Repository files navigation

Wikidiff2 is partly based on the original wikidiff, partly on DifferenceEngine.php, and partly Tim Starling's own work. It performs word-level (space-delimited) diffs on general text, and character-level diffs on text composed of characters from the Japanese and Thai alphabets and the unified han. Japanese, Chinese and Thai do not use spaces to separate words. The input is assumed to be UTF-8 encoded. Invalid UTF-8 may cause undesirable operation, such as truncation of the output, so the input should be validated by the application. The input text should have unix-style line endings.

The output is an HTML fragment -- a number of HTML table rows with the rest of the document structure omitted. The characters "<", ">" and "&" will be HTML-escaped in the output.

A number of test files are provided:

* test-a1 and test-a2, expected output test-a.diff
* test-b1 and test-b2, expected output test-b.diff

These pairs together give 85.9% coverage of DiffEngine.h. The remaining untested part is mostly in _DiffEngine::_shift_boundaries(). 

* chinese-reverse-1.txt and chinese-reverse-2.txt (in chinese-reverse.zip)

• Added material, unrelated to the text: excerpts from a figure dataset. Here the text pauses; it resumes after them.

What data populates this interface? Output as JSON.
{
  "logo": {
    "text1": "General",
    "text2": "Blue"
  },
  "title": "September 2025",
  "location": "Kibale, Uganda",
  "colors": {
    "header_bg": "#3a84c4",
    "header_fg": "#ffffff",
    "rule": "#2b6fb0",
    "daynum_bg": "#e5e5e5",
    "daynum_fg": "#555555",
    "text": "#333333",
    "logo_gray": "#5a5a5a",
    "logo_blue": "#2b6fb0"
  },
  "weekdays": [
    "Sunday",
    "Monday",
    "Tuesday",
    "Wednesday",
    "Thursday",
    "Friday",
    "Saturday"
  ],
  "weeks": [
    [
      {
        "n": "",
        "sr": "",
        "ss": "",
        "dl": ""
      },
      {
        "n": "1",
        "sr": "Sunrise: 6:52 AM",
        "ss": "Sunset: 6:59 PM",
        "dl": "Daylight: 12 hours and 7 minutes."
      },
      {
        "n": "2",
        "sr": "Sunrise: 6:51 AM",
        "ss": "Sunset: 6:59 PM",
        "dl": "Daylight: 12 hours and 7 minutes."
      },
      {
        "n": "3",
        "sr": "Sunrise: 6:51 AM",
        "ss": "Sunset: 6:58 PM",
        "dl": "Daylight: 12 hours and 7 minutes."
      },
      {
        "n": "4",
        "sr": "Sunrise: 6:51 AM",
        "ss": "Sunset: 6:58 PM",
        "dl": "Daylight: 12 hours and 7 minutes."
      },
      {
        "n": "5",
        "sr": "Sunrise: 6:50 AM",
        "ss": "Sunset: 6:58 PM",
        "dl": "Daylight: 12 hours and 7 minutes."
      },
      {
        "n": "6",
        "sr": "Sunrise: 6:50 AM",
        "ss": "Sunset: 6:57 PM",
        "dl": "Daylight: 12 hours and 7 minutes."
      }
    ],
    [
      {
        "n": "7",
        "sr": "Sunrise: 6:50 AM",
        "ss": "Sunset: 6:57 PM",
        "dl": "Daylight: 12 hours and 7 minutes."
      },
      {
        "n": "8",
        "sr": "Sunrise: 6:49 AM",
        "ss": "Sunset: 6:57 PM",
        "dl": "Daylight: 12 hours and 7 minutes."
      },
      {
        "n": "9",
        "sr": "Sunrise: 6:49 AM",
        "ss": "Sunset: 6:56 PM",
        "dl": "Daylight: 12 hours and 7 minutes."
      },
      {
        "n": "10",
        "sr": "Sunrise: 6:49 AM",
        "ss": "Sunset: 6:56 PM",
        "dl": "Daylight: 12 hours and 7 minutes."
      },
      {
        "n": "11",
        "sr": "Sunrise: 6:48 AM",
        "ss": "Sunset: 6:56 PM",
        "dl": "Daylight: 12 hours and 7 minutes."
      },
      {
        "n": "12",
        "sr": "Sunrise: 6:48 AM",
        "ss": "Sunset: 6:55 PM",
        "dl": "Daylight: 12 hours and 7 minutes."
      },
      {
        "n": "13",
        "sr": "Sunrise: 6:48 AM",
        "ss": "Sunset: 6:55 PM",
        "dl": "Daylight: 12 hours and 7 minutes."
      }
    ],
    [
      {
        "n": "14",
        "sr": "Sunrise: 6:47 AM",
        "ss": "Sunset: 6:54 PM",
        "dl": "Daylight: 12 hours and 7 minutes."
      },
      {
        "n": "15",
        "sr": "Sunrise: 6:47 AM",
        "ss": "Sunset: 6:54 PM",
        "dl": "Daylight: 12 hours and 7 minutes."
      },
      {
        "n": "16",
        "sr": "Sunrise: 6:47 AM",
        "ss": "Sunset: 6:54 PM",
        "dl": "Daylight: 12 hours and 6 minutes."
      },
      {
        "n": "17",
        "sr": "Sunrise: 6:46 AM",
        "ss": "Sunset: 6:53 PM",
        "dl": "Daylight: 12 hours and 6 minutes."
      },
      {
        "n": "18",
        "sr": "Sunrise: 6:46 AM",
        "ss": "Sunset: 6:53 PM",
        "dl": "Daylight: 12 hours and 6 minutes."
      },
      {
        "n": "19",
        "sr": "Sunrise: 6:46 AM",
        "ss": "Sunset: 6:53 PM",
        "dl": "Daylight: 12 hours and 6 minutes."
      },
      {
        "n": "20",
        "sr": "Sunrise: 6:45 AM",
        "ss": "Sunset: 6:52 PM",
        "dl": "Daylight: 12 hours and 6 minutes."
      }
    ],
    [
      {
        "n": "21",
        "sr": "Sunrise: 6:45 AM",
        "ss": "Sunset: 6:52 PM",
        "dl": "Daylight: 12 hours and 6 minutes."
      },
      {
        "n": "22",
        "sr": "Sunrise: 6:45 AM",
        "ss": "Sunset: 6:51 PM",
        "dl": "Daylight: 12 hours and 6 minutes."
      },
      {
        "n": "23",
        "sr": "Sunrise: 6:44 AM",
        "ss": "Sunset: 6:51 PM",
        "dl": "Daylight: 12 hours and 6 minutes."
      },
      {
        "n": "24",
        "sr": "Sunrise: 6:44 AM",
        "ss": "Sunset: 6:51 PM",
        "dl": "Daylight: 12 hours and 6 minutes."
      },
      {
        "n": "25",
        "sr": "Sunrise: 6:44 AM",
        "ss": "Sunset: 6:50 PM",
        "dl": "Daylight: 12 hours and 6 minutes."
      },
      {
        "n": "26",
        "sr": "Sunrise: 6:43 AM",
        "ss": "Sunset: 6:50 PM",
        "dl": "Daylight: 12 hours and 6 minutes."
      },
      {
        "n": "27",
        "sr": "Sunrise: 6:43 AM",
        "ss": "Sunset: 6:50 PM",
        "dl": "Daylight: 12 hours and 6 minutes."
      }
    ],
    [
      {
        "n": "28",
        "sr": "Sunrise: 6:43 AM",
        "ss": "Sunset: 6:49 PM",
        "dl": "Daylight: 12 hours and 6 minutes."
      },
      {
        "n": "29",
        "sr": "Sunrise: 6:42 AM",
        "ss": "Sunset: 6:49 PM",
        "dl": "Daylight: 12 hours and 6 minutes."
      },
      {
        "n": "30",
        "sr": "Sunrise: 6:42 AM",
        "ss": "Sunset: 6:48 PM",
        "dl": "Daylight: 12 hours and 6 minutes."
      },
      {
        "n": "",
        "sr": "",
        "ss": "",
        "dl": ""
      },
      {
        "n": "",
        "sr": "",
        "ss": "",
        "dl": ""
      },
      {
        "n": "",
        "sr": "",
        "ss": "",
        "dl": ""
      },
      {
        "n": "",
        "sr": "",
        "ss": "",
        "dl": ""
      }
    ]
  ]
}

These files are 2.3MB each, and give a worst-case performance test. Performance in the worst case is sensitive to the performance of the associative array class used to cross-reference the strings. I tried using an STL map and a Judy array. The Judy array gave an 11% improvement in execution time over the map, which could probably be increased to 15% with further optimisation work. I don't consider that to be a sufficient improvement to warrant adding a library dependency, but the code has been left in for the benefit of Judy fans and performance perfectionists. It can be enabled by compiling with -DUSE_JUDY. The C++ wrapper for JudyHS might be of use to someone.

Wikidiff2 is a PHP extension.

== Dependencies ==
It requires the following library:

* libthai, a Thai language support library
  http://linux.thai.net/plone/TLWG/libthai/
  On Debian-based systems, you need libthai0 and libthai-dev packages

* To build wikidiff2 as a HHVM extension on Debian systems, you need the following packages:
        hhvm-dev libtbb-dev libtbb2 libboost-all-dev libdouble-conversion-dev \
        libdouble-conversion1 libgoogle-glog-dev libgoogle-glog-doc libgoogle-glog0 \
        libjemalloc-dev libjemalloc1 libjemalloc1-dbg

* To build wikidiff2 as a PHP extension, you need the following packages:
** On Jessie and previous versions:
        php5-dev pkg-config
** On Stretch and later versions:
        php-dev pkg-config


== Compilation and installation with Zend PHP ==

$ phpize
$ ./configure
$ make
$ sudo make install

== Compilation and installation with HHVM ==

$ hphpize
$ cmake .
$ make
$ sudo make install

== LocalSettings configuration ==

ini_set("wikidiff2.moved_line_threshold", <float>);

Wikidiff2 estimates similarity of added and deleted lines based on changed character count. When the similarity of an added and deleted line is greater than this threshold, the lines are displayed as moved. 
Range 0.0 .. 1.0. Default 0.4.

ini_set("wikidiff2.change_threshold", <float>);

Changed lines with a similarity value below this threshold will be split into a deleted line and added line. This helps matching up moved lines in some cases.
Range 0.0 .. 1.0. Default 0.2.

$wgWikiDiff2MovedParagraphDetectionCutoff = <int>;

When the number of added and deleted lines in a diff is greater than this limit, no attempt to detect moved lines will be made.
Default 30.

vim: wrap